Because Vidal writes about himself all the time you might feel "why a bio?" - but on the other hand you also feel, "well, I'd like to know what the untold story is". He deserves a big serious bio and Kaplan does an admirable job. Although drawing heavily on Vidal's own writings and interviews with the subject, this is very well researched and well written, too. It certainly doesn't lack for colourful characters - Vidal's father (though perhaps a bit bland as a person) was a top athlete, aviation pioneer, on the cover of Time, etc; his mother was a beautiful, funny, enigmatic pain (the classic mother-of-a-gay-son, to be honest); grand-dad was a blind Senator (conservative, isolationist, populist, honest, anti-welfare - continually defies "left wing" and "right wing" categorisation); step dad was an amiable wealthy idiot who later became Jackie Kennedy's step dad.
All these are familiar from Vidal's writings but Kaplan's more objective account is great to read. So are stories of the time at school (where Kaplan correctly devotes considerable chunks to the time Vidal spend honing his debating skills - something which contributed to his later genius as an essayist and skill as a television pundit). He was surprisingly straight as a younger man - had a full on and apparently satisfactory relationship with a girl called Rosalind (surely the basis for "Kit" in A Season of Comfort), then later on with Anais Nin before making the switch full time. After the war he was part of what was a pink mafia - running around Europe going cruising with other gay writers like Tennessee Williams and Isherwood, feuding with Truman Capote, etc (William Goldman is right - talent tends to cluster - sometimes the clustering can get really specific, e.g. Vidal went to bed with Jack Kerouac). Had enough cash to live this really nice lifestyle until declining sales of his novels forced him to look elsewhere to make money - an early attempt to write paperbacks didn't hit paydirt, but a move into television did. Then it was Broadway and movies, all of which Gore made a success at, then politics, at which he nearly made a success at, then back to novels, with a string of best sellers. No wonder he was confident and cocky.

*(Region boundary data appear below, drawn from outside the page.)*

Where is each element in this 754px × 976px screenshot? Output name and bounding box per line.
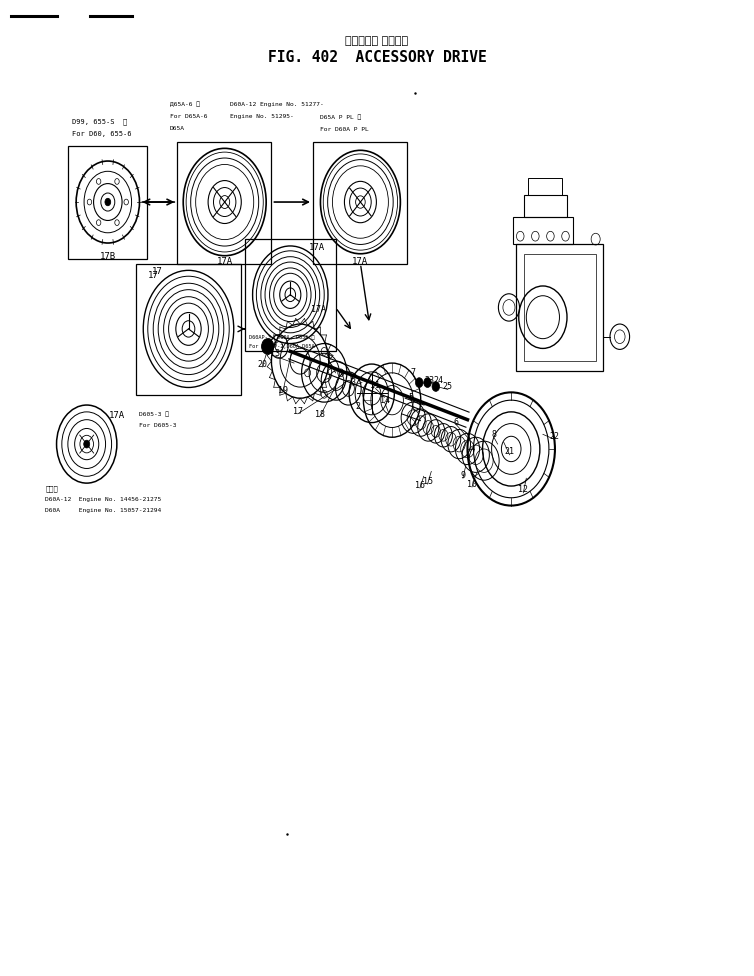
Text: 17A: 17A [216, 257, 233, 266]
Text: 23: 23 [425, 376, 435, 386]
Bar [528, 178, 562, 195]
Text: 14: 14 [379, 395, 390, 405]
Text: 18: 18 [314, 410, 325, 420]
Text: 17: 17 [152, 266, 162, 276]
Bar [136, 264, 241, 395]
Bar [524, 195, 568, 217]
Text: D65A: D65A [170, 126, 185, 131]
Text: 17A: 17A [308, 243, 325, 253]
Text: D60A-12  Engine No. 14456-21275: D60A-12 Engine No. 14456-21275 [45, 497, 161, 502]
Circle shape [105, 198, 111, 206]
Text: 17A: 17A [311, 305, 326, 314]
Text: For D65A-6: For D65A-6 [170, 114, 207, 119]
Text: 形　式: 形 式 [45, 485, 58, 492]
Circle shape [262, 339, 274, 354]
Text: 6: 6 [454, 418, 458, 427]
Text: 10: 10 [467, 479, 477, 489]
Bar [68, 146, 147, 259]
Text: For D60A P PL: For D60A P PL [320, 127, 369, 132]
Text: アクセサリ ドライブ: アクセサリ ドライブ [345, 36, 409, 46]
Bar [513, 217, 573, 244]
Text: For D60AP-2,D60A,D65A: For D60AP-2,D60A,D65A [249, 345, 314, 349]
Bar [524, 254, 596, 361]
Text: 9: 9 [461, 470, 465, 480]
Text: 2: 2 [356, 402, 360, 412]
Text: D60A-12 Engine No. 51277-: D60A-12 Engine No. 51277- [230, 102, 323, 107]
Text: 12: 12 [518, 485, 529, 495]
Text: 8: 8 [492, 429, 496, 439]
Bar [245, 239, 336, 351]
Text: 17: 17 [148, 270, 158, 280]
Text: For D60, 655-6: For D60, 655-6 [72, 131, 131, 137]
Text: 13: 13 [270, 348, 280, 358]
Text: 17: 17 [293, 407, 303, 417]
Text: FIG. 402  ACCESSORY DRIVE: FIG. 402 ACCESSORY DRIVE [268, 50, 486, 65]
Bar [313, 142, 407, 264]
Text: 11: 11 [370, 381, 381, 390]
Text: 3: 3 [351, 378, 355, 387]
Text: 4: 4 [326, 351, 330, 361]
Text: 19: 19 [277, 386, 288, 395]
Circle shape [424, 378, 431, 387]
Bar [177, 142, 271, 264]
Text: 21: 21 [504, 447, 515, 457]
Text: Д65А-6 形: Д65А-6 形 [170, 102, 200, 107]
Text: 20: 20 [257, 359, 268, 369]
Text: For D605-3: For D605-3 [139, 424, 177, 428]
Text: 5: 5 [409, 392, 413, 402]
Text: D60AP-3, D60A, D65A 形: D60AP-3, D60A, D65A 形 [249, 335, 314, 340]
Text: 15: 15 [422, 476, 433, 486]
Text: 25: 25 [443, 382, 453, 391]
Text: D99, 655-S  形: D99, 655-S 形 [72, 118, 127, 125]
Text: 22: 22 [549, 431, 559, 441]
Text: 16: 16 [415, 480, 425, 490]
Text: 17A: 17A [109, 411, 125, 421]
Text: D605-3 形: D605-3 形 [139, 411, 170, 417]
Text: D60A     Engine No. 15057-21294: D60A Engine No. 15057-21294 [45, 508, 161, 513]
Text: 7: 7 [411, 368, 415, 378]
Circle shape [415, 378, 423, 387]
Text: 17A: 17A [352, 257, 369, 266]
Text: Engine No. 51295-: Engine No. 51295- [230, 114, 294, 119]
Text: 24: 24 [433, 376, 443, 386]
Text: D65A P PL 形: D65A P PL 形 [320, 114, 362, 120]
Circle shape [84, 440, 90, 448]
Circle shape [432, 382, 440, 391]
Text: 17B: 17B [100, 252, 116, 262]
Bar [516, 244, 603, 371]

The book becomes less interesting once Vidal gets his life in order. I would have liked more on his post 60s adventures in the screen trade, eg Caligula instead of all the pages devoted to his feuds with Buckley and Mailer - in the scheme of things surely they weren't that important. The book ends in the 1990s, before Vidal had what is maybe his final (?) chapter as a public figure: involvement with Tim McVeigh, opponent of Bush and the post Sept 2001 world. Not Kaplan's fault but you feel the book needs another edition.